A boy once told me that “our religion” is about finding peace.  That didn’t make sense to me at that time, and it actually upset me a little bit.  Was I going about this whole religion thing wrong?  And who is he to tell me what my religion should mean to me?  I thought about it more and more, waiting for an answer to these and other questions that rose in my mind.

I suppose if you boil religion down to its lowest point, then maybe that’s true.  Ideally, your religion should help you make peace with the world.  What is religion, if not a tool for understanding how the world works and learning how to work with it?  But is that the same as finding peace?

For some, this is definitely true.  Some people follow religions that believe in having love and compassion for all people, forgiving and forgetting, trying to make the world a better place, helping the less fortunate, etc.  I would say that all of those help promote peace.  But does it always bring peace to the soul of the practitioner?

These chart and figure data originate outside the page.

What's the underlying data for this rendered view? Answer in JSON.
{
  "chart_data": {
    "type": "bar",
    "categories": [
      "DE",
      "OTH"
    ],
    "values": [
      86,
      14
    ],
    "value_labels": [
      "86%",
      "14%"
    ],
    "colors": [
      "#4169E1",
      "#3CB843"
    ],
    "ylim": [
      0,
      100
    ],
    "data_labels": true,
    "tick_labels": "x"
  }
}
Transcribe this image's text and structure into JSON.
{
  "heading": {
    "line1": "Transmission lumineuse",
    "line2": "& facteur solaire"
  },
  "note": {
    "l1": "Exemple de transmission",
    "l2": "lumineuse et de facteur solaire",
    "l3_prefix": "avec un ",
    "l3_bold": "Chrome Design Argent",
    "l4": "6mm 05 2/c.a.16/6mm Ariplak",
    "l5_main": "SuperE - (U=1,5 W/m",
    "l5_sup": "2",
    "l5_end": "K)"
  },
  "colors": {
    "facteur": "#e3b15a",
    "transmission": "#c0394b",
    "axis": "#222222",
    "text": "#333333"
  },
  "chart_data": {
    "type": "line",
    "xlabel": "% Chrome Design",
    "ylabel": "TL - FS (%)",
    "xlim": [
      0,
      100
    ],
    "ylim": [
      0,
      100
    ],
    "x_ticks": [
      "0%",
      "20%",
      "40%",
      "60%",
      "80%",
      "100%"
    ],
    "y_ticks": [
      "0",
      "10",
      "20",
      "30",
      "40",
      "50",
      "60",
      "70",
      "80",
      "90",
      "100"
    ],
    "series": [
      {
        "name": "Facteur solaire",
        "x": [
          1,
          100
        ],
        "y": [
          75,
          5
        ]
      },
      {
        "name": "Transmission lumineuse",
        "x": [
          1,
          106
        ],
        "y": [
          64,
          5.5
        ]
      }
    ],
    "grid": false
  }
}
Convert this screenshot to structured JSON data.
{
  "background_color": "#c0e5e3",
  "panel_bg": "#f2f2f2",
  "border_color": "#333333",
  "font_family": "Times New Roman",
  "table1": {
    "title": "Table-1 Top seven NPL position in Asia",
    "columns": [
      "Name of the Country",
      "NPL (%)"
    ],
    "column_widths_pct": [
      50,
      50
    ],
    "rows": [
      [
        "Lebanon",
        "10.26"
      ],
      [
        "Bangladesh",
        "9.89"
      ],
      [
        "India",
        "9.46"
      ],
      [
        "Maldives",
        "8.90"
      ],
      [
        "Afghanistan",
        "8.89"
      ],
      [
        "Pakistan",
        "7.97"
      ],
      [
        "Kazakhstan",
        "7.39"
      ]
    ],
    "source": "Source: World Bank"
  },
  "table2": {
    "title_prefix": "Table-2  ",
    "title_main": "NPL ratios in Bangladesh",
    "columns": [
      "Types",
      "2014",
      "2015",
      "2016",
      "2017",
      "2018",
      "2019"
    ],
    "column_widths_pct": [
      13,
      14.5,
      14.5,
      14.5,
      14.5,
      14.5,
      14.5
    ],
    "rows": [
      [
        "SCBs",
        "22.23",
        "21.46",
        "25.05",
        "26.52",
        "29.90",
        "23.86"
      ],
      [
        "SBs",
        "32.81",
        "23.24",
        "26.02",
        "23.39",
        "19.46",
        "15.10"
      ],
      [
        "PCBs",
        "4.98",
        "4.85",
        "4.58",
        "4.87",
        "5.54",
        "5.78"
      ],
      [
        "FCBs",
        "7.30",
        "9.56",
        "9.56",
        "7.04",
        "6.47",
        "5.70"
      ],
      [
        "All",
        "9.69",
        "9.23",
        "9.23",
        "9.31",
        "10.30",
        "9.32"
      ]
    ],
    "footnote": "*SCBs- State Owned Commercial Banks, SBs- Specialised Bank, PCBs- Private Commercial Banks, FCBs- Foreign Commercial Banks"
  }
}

For others, they seek what best benefits themselves.  If you do only what seems right to you, or only what benefits you, regardless of the consequences to anyone else, does this bring peace?  What about atheists, who have only themselves to answer to, do they always have peace?

I think the question of the purpose of religion is much more complex than just finding peace.  I will follow my own religion or spirituality as I see fit.  Will it always bring me peace?  I doubt it.  I believe in doing right by the world, and other people living in it.  But there is not one set of right and wrong answers.  What is right for some will be wrong for others.  Because of this, there will always be conflict.  This conflict will exist in the world, and in my spirit.  I want to protect the environment, my children, my friends, my family.  Sometimes these will conflict with each other, and the result will not be inner peace.

Maybe the Zen Buddhists are right.  Maybe the only way to find true peace is to give up passion.  But to me, to give up passion is too much to bear.  I love the people in my life passionately.  I could not handle the distance from them that would be required to find “peace”.  For me, the conflict is true peace for me.

I may never know for sure what the boy meant with his words, but that’s fine with me.  Not all questions have answers, and sometimes our own answers are more important.